Hurting During the Holidays

By Jay Fennell

The holiday season is a joyous and heart-warming time for celebrating the birth of Jesus, continuing meaningful Christmas traditions, and spending time with the people we love the most…our families. If you’re like me, you can’t wait for the family to assemble, to enjoy fellowship around the table, the giving of gifts, and the making of memories. It’s all so exciting!

But amidst the multitude of people who embrace the holidays and look forward with anticipation to all that come with them, there are people who are hurting because their loved ones aren’t here any longer. For many, the holidays are looked upon with dread because they only magnify the grief and pain they feel over the loss of a husband, a wife, a son, a daughter, a parent, a friend or a neighbor. They hurt because their holiday memories and experiences are attached to that loved one. Every significant and meaningful Christmas experience was celebrated alongside the one they loved. And now they’re gone. And now the motivation and anticipation for Christmas is gone, too.

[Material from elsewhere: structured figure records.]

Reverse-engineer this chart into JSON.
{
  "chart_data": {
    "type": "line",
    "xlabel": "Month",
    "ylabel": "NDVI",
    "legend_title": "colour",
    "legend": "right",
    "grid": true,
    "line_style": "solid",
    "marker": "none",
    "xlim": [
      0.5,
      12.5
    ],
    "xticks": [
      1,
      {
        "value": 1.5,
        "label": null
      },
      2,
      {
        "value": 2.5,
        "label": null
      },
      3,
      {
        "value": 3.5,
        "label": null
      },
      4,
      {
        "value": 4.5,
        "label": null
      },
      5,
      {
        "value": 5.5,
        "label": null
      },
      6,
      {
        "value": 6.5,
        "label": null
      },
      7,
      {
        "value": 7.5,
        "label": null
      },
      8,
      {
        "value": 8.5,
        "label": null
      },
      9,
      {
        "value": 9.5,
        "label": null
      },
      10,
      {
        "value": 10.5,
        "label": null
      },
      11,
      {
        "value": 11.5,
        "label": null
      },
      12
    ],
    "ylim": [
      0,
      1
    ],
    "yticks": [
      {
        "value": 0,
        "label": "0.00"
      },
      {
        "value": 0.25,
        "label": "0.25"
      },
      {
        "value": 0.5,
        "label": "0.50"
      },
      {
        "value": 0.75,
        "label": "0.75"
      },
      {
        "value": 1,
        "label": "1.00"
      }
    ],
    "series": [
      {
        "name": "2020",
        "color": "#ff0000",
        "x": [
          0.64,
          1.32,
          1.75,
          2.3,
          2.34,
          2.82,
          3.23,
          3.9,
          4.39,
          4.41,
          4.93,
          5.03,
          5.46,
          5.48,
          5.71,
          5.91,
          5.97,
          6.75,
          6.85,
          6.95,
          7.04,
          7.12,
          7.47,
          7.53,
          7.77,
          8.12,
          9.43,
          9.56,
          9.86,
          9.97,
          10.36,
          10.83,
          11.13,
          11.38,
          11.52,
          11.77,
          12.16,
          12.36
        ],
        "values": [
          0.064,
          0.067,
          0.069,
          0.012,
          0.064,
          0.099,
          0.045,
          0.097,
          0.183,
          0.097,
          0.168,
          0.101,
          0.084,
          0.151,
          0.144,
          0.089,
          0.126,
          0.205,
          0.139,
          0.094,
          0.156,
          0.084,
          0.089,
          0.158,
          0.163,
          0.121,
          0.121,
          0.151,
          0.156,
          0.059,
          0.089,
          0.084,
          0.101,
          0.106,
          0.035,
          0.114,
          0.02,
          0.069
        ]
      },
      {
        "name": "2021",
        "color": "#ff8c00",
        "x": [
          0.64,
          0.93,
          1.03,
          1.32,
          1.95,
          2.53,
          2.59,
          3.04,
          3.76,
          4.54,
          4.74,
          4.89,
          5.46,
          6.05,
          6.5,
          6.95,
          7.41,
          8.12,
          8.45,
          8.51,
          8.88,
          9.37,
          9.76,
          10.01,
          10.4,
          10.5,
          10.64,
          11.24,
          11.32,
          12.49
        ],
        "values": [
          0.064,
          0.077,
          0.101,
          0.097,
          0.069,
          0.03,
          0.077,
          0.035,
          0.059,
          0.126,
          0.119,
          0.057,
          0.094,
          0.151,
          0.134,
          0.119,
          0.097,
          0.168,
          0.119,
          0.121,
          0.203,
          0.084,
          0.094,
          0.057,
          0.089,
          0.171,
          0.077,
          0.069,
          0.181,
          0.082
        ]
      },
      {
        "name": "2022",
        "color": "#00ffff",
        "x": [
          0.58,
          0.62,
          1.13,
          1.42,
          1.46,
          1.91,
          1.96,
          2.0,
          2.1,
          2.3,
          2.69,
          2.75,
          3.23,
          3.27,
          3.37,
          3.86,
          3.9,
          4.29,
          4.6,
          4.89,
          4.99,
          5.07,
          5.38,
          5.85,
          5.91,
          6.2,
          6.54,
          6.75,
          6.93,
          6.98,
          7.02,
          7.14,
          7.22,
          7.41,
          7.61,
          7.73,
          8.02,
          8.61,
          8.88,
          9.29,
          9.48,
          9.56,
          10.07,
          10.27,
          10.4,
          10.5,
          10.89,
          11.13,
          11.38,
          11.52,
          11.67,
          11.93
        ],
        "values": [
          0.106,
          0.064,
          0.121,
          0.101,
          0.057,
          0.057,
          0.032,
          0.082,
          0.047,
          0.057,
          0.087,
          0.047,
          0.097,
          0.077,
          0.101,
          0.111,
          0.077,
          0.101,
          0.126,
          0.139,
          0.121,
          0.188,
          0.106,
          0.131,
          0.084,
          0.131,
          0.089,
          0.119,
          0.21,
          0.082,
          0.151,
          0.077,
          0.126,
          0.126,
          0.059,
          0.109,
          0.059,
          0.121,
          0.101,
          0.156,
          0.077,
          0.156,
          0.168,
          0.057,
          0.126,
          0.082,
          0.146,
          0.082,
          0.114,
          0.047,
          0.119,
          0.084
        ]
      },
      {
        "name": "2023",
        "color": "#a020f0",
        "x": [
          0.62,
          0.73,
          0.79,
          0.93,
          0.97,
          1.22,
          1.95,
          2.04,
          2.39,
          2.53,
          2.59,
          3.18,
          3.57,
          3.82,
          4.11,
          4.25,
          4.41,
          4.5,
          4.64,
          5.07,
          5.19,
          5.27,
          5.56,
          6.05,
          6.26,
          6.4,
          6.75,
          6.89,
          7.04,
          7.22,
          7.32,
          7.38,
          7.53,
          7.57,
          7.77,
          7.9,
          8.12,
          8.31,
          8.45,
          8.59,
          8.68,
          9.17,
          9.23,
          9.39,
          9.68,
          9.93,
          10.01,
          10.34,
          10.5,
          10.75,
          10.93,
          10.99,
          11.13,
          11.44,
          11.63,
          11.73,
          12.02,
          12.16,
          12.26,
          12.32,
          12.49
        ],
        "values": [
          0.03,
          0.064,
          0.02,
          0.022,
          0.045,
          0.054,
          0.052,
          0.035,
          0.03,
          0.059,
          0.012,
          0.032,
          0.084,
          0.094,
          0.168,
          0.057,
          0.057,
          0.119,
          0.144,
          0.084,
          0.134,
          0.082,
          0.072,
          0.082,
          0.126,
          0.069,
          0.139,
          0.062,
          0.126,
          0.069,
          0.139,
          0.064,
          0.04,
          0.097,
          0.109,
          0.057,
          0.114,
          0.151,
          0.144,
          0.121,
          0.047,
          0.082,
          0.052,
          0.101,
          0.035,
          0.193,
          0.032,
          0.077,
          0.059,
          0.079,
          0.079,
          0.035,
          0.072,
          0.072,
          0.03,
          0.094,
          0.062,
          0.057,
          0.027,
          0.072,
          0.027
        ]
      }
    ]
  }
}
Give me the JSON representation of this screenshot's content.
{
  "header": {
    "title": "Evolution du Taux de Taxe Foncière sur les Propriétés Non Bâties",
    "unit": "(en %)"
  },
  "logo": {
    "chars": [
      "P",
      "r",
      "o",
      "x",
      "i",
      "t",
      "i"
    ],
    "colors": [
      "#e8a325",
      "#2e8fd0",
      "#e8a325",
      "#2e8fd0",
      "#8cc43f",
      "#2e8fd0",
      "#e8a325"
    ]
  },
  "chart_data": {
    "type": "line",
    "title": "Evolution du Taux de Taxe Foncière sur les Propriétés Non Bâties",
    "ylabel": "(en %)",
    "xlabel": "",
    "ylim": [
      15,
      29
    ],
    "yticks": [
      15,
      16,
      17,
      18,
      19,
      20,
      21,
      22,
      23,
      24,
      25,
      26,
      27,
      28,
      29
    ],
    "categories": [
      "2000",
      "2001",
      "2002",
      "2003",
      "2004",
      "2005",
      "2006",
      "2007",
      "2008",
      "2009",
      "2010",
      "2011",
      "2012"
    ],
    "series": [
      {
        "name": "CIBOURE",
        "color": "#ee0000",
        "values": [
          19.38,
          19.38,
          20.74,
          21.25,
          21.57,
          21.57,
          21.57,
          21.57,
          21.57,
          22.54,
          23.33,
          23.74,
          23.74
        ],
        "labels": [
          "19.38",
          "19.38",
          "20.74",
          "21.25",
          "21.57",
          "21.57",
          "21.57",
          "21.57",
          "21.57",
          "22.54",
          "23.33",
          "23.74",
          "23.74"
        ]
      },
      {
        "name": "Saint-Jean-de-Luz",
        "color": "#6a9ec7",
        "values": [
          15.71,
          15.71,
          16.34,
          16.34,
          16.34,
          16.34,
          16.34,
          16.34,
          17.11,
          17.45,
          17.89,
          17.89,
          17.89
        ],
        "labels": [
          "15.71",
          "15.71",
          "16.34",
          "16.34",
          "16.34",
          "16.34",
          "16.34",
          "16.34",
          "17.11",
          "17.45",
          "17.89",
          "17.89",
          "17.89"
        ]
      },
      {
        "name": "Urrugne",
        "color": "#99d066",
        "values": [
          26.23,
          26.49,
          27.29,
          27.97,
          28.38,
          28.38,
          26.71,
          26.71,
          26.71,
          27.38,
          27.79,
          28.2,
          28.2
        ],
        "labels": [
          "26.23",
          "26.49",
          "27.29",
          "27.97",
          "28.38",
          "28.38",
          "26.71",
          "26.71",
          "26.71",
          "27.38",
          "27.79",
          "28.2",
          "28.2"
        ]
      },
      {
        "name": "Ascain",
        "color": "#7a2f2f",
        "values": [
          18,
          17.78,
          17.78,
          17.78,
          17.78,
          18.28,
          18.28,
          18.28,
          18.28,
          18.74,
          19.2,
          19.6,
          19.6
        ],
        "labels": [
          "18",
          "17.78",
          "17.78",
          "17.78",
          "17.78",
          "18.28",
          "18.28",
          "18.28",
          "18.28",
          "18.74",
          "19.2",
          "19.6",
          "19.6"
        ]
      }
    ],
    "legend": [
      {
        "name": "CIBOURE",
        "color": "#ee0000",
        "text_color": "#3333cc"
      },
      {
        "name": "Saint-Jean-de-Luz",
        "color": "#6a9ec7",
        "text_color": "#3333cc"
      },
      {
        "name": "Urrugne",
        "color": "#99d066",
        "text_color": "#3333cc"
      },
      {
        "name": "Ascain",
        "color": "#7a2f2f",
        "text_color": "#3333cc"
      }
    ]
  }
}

What can a LIFE Group do to minister to those who are hurting during the holidays? Here are a few suggestions:

  • Be Present. The holidays are busy and that’s one of the reasons people struggle during the holidays. They feel forgotten and alone. The busier everyone else is, the more alone they feel. Be sensitive to this and be present with them as much as you can. Connect with them via text message or email or phone call. Take them to lunch. Give special attention to them, especially those whose loss is so fresh. Your presence may have a healing effect on them.
  • Be Prayerful. Pray FOR them, that God would grant them a peace that surpasses all understanding and that their holiday season would be filled with warm, new memories that contribute to their healing. Consider praying WITH them, that God would grant them comfort in their sorrow. Interceding on behalf of a LIFE Group member who has lost a loved one is one of the most important things you can do. Send them a card and tell them you remember them and are praying for them.
  • Be Sensitive. As you’re planning parties and family get-togethers and describing the joy that you will experience through those occasions, be sensitive to the ones who may not be experiencing the same excitement as you. I’m not saying to temper your excitement as not to make someone else feel bad. I’m saying to show a godly discernment in talking about those things that takes into account the person’s pain and hurt.
  • Be Proactive. Reach out to them. Initiate and ask if there’s anything you can do that will make a significant difference to them during the holidays. What can you provide that would impact them and bring comfort to them during the season? A meal? Flowers?